Cisco CEO John Chambers once warned his employees: “I don't confuse effort with results.” Chambers understood that pointless activities are meaningless without results. Superficial advertising strategies should not hide the substance of marketing. When initiatives don't deliver tangible strategic benefits, companies need to reprioritize rather than celebrate superficial progress.
Unfortunately, a misguided effort of lightweight, jargon-heavy, trend-driven “light marketing” dominates external communication about what matters. It is celebrated with great fanfare, so important campaigns are replaced by less important activities during daily fire drills. Short-term fixes override long-term goals. Departmental silos stifle customer needs. But this culture thrives because bad marketing disguises modern priorities. It thrives on imitating forms of strategic marketing such as dashboards, slogans, and buzzwords without substance.
But Chambers' wisdom has an answer, and it allows you to connect all your marketing directly to measurable business results. Ignore the drama and align your culture and leadership to this standard. Then, focus your resources on work that creates pipeline, revenue, and acquisition success, rather than short-lived buzz.
“The most common cause of mismanagement is not a failure to find the right answer; it is a failure to ask the right questions,” wrote Peter Drucker.
In fact, the only question that ultimately matters concerns the consequences of the outcome.
When in doubt, ask “why” rather than “what” and “how much” rather than “how.” You need to practice a data-driven approach and conduct A/B testing. Marketing leaders are also data controllers and information leaders.

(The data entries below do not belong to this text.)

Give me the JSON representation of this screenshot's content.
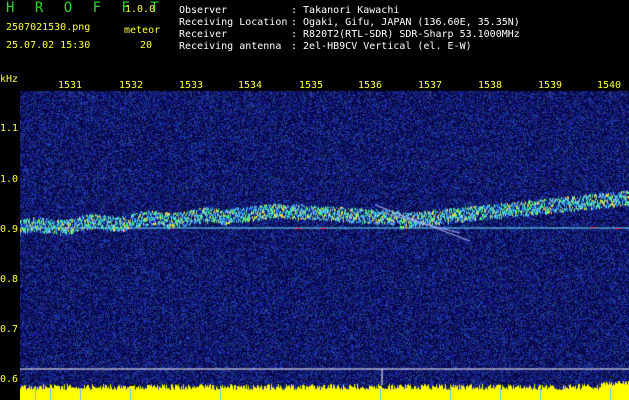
{
  "app": {
    "title": "H R O F F T",
    "version": "1.0.0",
    "filename": "2507021530.png",
    "datetime": "25.07.02 15:30",
    "meteor_label": "meteor",
    "meteor_count": "20"
  },
  "info": [
    {
      "label": "Observer",
      "value": ": Takanori Kawachi"
    },
    {
      "label": "Receiving Location",
      "value": ": Ogaki, Gifu, JAPAN (136.60E, 35.35N)"
    },
    {
      "label": "Receiver",
      "value": ": R820T2(RTL-SDR) SDR-Sharp 53.1000MHz"
    },
    {
      "label": "Receiving antenna",
      "value": ": 2el-HB9CV Vertical (el. E-W)"
    }
  ],
  "axis": {
    "y_unit": "kHz",
    "y_ticks": [
      "1.1",
      "1.0",
      "0.9",
      "0.8",
      "0.7",
      "0.6"
    ],
    "x_ticks": [
      "1531",
      "1532",
      "1533",
      "1534",
      "1535",
      "1536",
      "1537",
      "1538",
      "1539",
      "1540"
    ]
  },
  "colors": {
    "header_green": "#2fd82f",
    "header_yellow": "#ffff3a",
    "background": "#06064a",
    "signal_line": "#6fe8ff",
    "bottom_bar": "#ffff00"
  }
}
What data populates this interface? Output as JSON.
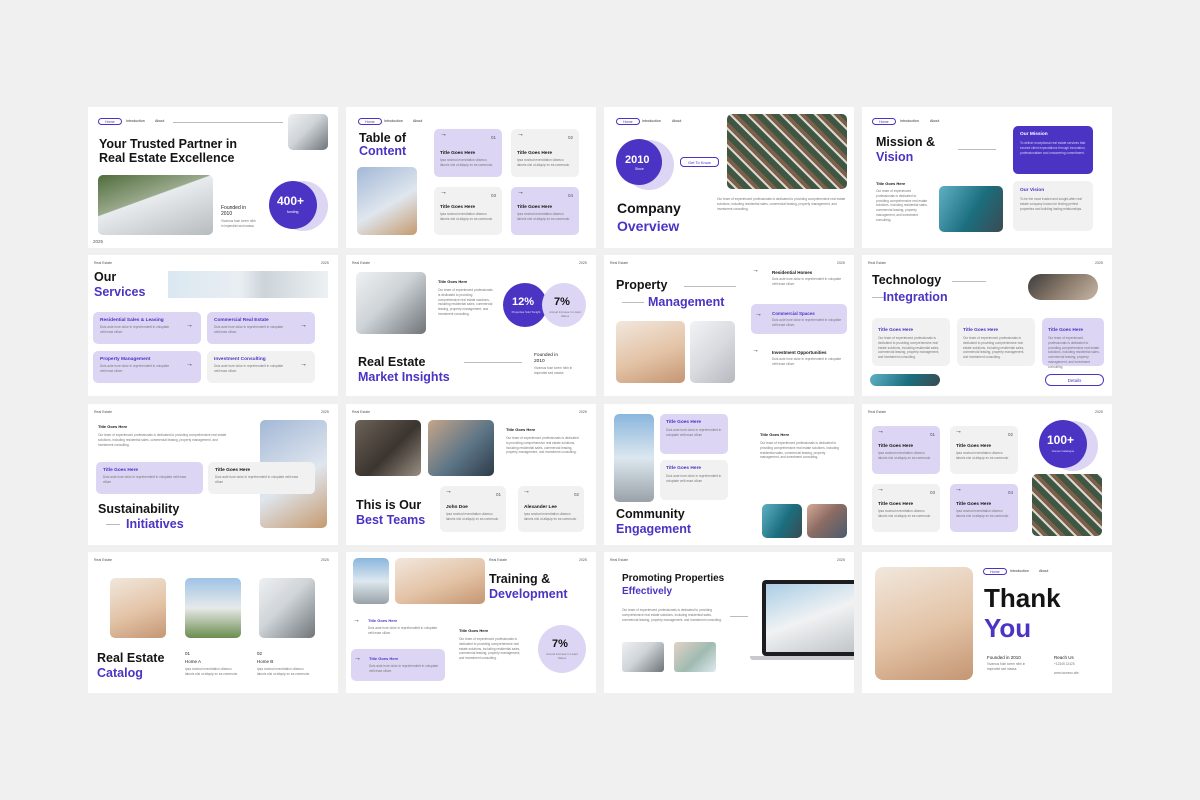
{
  "nav": {
    "home": "Home",
    "introduction": "Introduction",
    "about": "About"
  },
  "brand": "Real Estate",
  "year": "2025",
  "lorem": "Our team of experienced professionals is dedicated to providing comprehensive real estate solutions, including residential sales, commercial leasing, property management, and investment consulting.",
  "lorem_short": "Ipsa nostrud exercitation ullamco laboris nisi ut aliquip ex ea commodo",
  "lorem_tiny": "Duis aute irure dolor in reprehenderit in voluptate velit esse cillum",
  "s1": {
    "title1": "Your Trusted Partner in",
    "title2": "Real Estate Excellence",
    "founded": "Founded in",
    "founded_year": "2010",
    "founded_text": "Vivamus fuse lorem nibh in imperdiet sed massa",
    "stat": "400+",
    "stat_label": "funding",
    "corner": "2025"
  },
  "s2": {
    "title1": "Table of",
    "title2": "Content",
    "items": [
      {
        "num": "01",
        "title": "Title Goes Here"
      },
      {
        "num": "02",
        "title": "Title Goes Here"
      },
      {
        "num": "03",
        "title": "Title Goes Here"
      },
      {
        "num": "04",
        "title": "Title Goes Here"
      }
    ]
  },
  "s3": {
    "year": "2010",
    "year_label": "Since",
    "cta": "Get To Know",
    "title1": "Company",
    "title2": "Overview"
  },
  "s4": {
    "title1": "Mission &",
    "title2": "Vision",
    "mission": "Our Mission",
    "mission_text": "To deliver exceptional real estate services that exceed client expectations through innovation, professionalism and unwavering commitment.",
    "vision": "Our Vision",
    "vision_text": "To be the most trusted and sought-after real estate company known for finding perfect properties and building lasting relationships.",
    "item": "Title Goes Here"
  },
  "s5": {
    "title1": "Our",
    "title2": "Services",
    "items": [
      "Residential Sales & Leasing",
      "Commercial Real Estate",
      "Property Management",
      "Investment Consulting"
    ]
  },
  "s6": {
    "title1": "Real Estate",
    "title2": "Market Insights",
    "item": "Title Goes Here",
    "stat1": "12%",
    "stat1_label": "Properties Sold Tonight",
    "stat2": "7%",
    "stat2_label": "Annual Increase In Listed Values",
    "founded": "Founded in",
    "founded_year": "2010"
  },
  "s7": {
    "title1": "Property",
    "title2": "Management",
    "items": [
      "Residential Homes",
      "Commercial Spaces",
      "Investment Opportunities"
    ]
  },
  "s8": {
    "title1": "Technology",
    "title2": "Integration",
    "items": [
      "Title Goes Here",
      "Title Goes Here",
      "Title Goes Here"
    ],
    "cta": "Details"
  },
  "s9": {
    "title1": "Sustainability",
    "title2": "Initiatives",
    "item": "Title Goes Here"
  },
  "s10": {
    "title1": "This is Our",
    "title2": "Best Teams",
    "item": "Title Goes Here",
    "members": [
      {
        "num": "01",
        "name": "John Doe"
      },
      {
        "num": "02",
        "name": "Alexander Lee"
      }
    ]
  },
  "s11": {
    "title1": "Community",
    "title2": "Engagement",
    "item": "Title Goes Here"
  },
  "s12": {
    "stat": "100+",
    "stat_label": "Homes Catalogue",
    "items": [
      {
        "num": "01",
        "title": "Title Goes Here"
      },
      {
        "num": "02",
        "title": "Title Goes Here"
      },
      {
        "num": "03",
        "title": "Title Goes Here"
      },
      {
        "num": "04",
        "title": "Title Goes Here"
      }
    ]
  },
  "s13": {
    "title1": "Real Estate",
    "title2": "Catalog",
    "homes": [
      {
        "num": "01",
        "name": "Home A"
      },
      {
        "num": "02",
        "name": "Home B"
      }
    ]
  },
  "s14": {
    "title1": "Training &",
    "title2": "Development",
    "item": "Title Goes Here",
    "stat": "7%",
    "stat_label": "Annual Increase In Listed Values"
  },
  "s15": {
    "title1": "Promoting Properties",
    "title2": "Effectively"
  },
  "s16": {
    "title1": "Thank",
    "title2": "You",
    "founded": "Founded in 2010",
    "reach": "Reach Us",
    "phone": "+12345 12425",
    "web": "www.homeco.site"
  }
}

Actions without testing lead to failure.
The dangers of “bad marketing” arise not only from wasted budgets and missed opportunities, but also from mediocre talent that undermines customer trust. Pixar's Ed Catmull said: “If you give a mediocre team a good idea, they'll ruin it. If you give a good team a mediocre idea, they'll either fix it or come up with something better.” If you get your team right, chances are they’ll get your idea right.”

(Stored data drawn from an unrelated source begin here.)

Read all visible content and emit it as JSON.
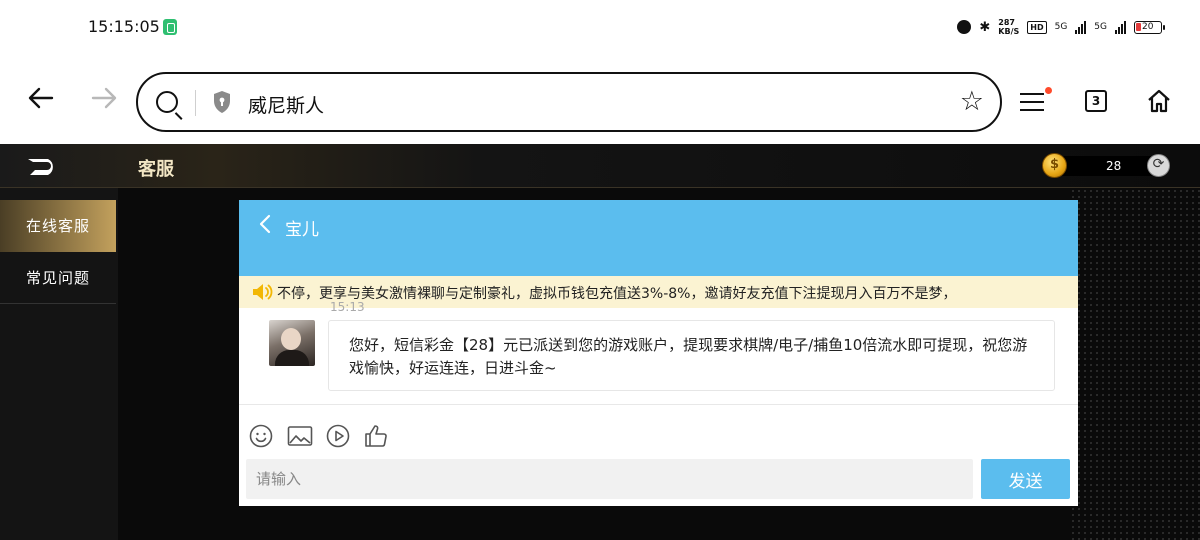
{
  "status_bar": {
    "time": "15:15:05",
    "net_speed_value": "287",
    "net_speed_unit": "KB/S",
    "hd_badge": "HD",
    "signal_1": "5G",
    "signal_2": "5G",
    "battery_level": "20",
    "battery_fraction": 0.2,
    "battery_color": "#e23b3b"
  },
  "browser": {
    "url_text": "威尼斯人",
    "tab_count": "3",
    "menu_badge_color": "#ff4a2b"
  },
  "app": {
    "header_title": "客服",
    "coin_symbol": "$",
    "coin_balance": "28",
    "accent_gold": "#c3a15d",
    "sidebar": {
      "items": [
        {
          "label": "在线客服",
          "active": true
        },
        {
          "label": "常见问题",
          "active": false
        }
      ]
    }
  },
  "chat": {
    "agent_name": "宝儿",
    "marquee_text": "不停，更享与美女激情裸聊与定制豪礼，虚拟币钱包充值送3%-8%，邀请好友充值下注提现月入百万不是梦，",
    "message_time": "15:13",
    "message_text": "您好，短信彩金【28】元已派送到您的游戏账户，提现要求棋牌/电子/捕鱼10倍流水即可提现，祝您游戏愉快，好运连连，日进斗金~",
    "input_placeholder": "请输入",
    "send_label": "发送",
    "header_color": "#5bbdee",
    "toolbar_icons": [
      "emoji-icon",
      "image-icon",
      "video-icon",
      "thumbs-up-icon"
    ]
  }
}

Trust is at the heart of the brand. In an era where businesses have unprecedented access to consumer data, marketers have greater responsibility for issues of transparency, privacy, and consent. But headline after headline reveals brands overstepping their bounds with questionable data practices and manipulative targeting. Such ethical mistakes have dire consequences that outweigh the short-term benefits.
Authentic branding comes from listening to your stakeholders' needs, rather than interacting with them with one-sided messages. It comes from building a community both inside and outside the company's walls, based on inclusivity, diversity, and care for all those affected by the brand. And it comes from a leader's resolute determination to rein in where legality and ethics diverge.
Finally, a word about risk avoidance. It is an endemic problem. It's safest to do what others have done or have done before. No wonder the marketing collective falls prey to the carnivores of circumstance. Opportunity is just as important as risk. Risks won't kill you or your project if any upsides appear. In the case of fat tail risks, it is important to identify and eliminate the hazard at its source. Successful MarketingHis leaders focus every day on not losing, while always keeping an eye on the prize.
In marketing, as in all business, the adage “shortcuts lead to long delays” is true. Lasting success depends on taking the harder but rewarding path of building relationships through trust earned step by step over time.
Shubhranshu Singh is Vice President and Chief Marketing Officer, Tata Motors CVBU. He writes the column “Simply Speaker'' for Storyboard18. The views expressed are personal.